I want you, for a moment, to consider investing like war. In war there are broad issues of fighting, strategic issues where fates are in play. Then there are tactical issues where you have committed to a strategy, but you need to execute it in a different way.
When the Great Recession raged we had systemic risk in the market. You don't get the Dow Jones Average cut in half, taking it back to levels we saw in the 1990s, without systemic risk, meaning that the whole darned system could implode. That called for a strategy of capital preservation. If you needed the money that was in the stock market for something big, it had to come out. That's a huge strategic goal and I chose that when I thought the risks favored capital preservation over capital appreciation. I guess I could say "famously" chose that because of the opprobrium with which the strategy was initially viewed.
But then with the Dow cut in half and the systemic risk taken off the table by the Fed itself, when the chairman said no more banks would be allowed to fail, you had to choose a strategy of capital appreciation.Now, almost 10,000 points later, that strategy is still in play because there is no systemic risk.

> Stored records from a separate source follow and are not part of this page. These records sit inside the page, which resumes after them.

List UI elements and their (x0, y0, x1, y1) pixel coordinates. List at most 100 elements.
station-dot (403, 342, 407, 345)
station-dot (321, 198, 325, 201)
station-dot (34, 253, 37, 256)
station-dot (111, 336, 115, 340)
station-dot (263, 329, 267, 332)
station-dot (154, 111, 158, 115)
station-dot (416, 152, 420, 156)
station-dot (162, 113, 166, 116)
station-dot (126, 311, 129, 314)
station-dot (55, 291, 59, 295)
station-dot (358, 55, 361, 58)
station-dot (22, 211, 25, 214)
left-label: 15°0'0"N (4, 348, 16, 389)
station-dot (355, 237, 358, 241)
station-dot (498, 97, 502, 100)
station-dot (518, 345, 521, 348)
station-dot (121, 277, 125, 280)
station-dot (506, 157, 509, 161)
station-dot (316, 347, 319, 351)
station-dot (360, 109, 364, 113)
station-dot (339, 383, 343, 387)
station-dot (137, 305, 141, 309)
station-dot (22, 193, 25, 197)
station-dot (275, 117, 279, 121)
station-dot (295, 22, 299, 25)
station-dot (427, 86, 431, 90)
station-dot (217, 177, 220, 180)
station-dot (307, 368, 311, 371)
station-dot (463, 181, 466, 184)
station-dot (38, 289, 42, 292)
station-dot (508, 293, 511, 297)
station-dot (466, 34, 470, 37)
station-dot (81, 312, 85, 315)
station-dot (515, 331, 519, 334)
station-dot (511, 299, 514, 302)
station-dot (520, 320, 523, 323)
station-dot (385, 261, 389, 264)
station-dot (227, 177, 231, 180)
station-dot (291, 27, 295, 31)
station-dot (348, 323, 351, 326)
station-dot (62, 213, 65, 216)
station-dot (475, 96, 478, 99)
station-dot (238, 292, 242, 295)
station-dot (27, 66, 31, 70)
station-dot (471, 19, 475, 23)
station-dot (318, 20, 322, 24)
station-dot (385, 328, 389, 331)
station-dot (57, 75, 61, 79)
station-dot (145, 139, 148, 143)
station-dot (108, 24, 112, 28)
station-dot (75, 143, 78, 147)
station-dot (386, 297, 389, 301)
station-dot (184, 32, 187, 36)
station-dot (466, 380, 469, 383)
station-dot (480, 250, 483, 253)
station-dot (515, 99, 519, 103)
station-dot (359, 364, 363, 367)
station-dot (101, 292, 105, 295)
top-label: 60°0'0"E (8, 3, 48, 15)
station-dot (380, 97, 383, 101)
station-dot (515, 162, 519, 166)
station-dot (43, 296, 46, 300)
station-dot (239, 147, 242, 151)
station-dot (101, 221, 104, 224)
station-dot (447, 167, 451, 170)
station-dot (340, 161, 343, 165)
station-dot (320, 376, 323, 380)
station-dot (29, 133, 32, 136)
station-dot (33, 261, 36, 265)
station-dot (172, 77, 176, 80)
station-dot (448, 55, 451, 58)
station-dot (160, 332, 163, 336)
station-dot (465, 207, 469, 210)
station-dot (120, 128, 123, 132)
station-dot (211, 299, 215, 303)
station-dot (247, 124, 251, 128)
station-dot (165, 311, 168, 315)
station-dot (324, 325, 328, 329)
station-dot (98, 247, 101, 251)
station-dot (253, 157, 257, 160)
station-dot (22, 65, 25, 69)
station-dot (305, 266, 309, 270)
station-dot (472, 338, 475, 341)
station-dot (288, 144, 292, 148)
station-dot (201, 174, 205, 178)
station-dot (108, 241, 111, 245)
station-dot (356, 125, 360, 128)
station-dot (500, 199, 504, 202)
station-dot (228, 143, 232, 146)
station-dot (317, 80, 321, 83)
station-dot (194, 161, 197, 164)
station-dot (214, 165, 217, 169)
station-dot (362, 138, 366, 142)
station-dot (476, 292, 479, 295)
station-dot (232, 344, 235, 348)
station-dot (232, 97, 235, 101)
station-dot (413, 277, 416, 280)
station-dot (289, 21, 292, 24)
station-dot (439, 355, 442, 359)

All of these maneuvers since the bottom are about tactics. Do I trim some of my gains? Do I go with dividend stocks? Do I get more aggressive? These are tactical concerns with the idea that you are still trying to make as much money as possible picking sectors and picking stocks.
Why is this so important? Because the vast majority of the time in this remarkable run I have heard people speak strategically about leaving the market. There have been top callers all the ways. Their strategies have been defrocked and often revealed as just derivatives of panic. Let's reveal them for what they are: people who got it wrong. Don't listen to them next time. They hurt you. Typically they called tops because they didn't like Bernanke's handiwork. Meanwhile, look around. The actions of the European Central Bank before the bottom and of the Chinese right now are what these critics wanted. How'd that work? Why do you think we are the strongest economy in the world? The Fed's policies, and our smart executives who took advantage of them, made that happen.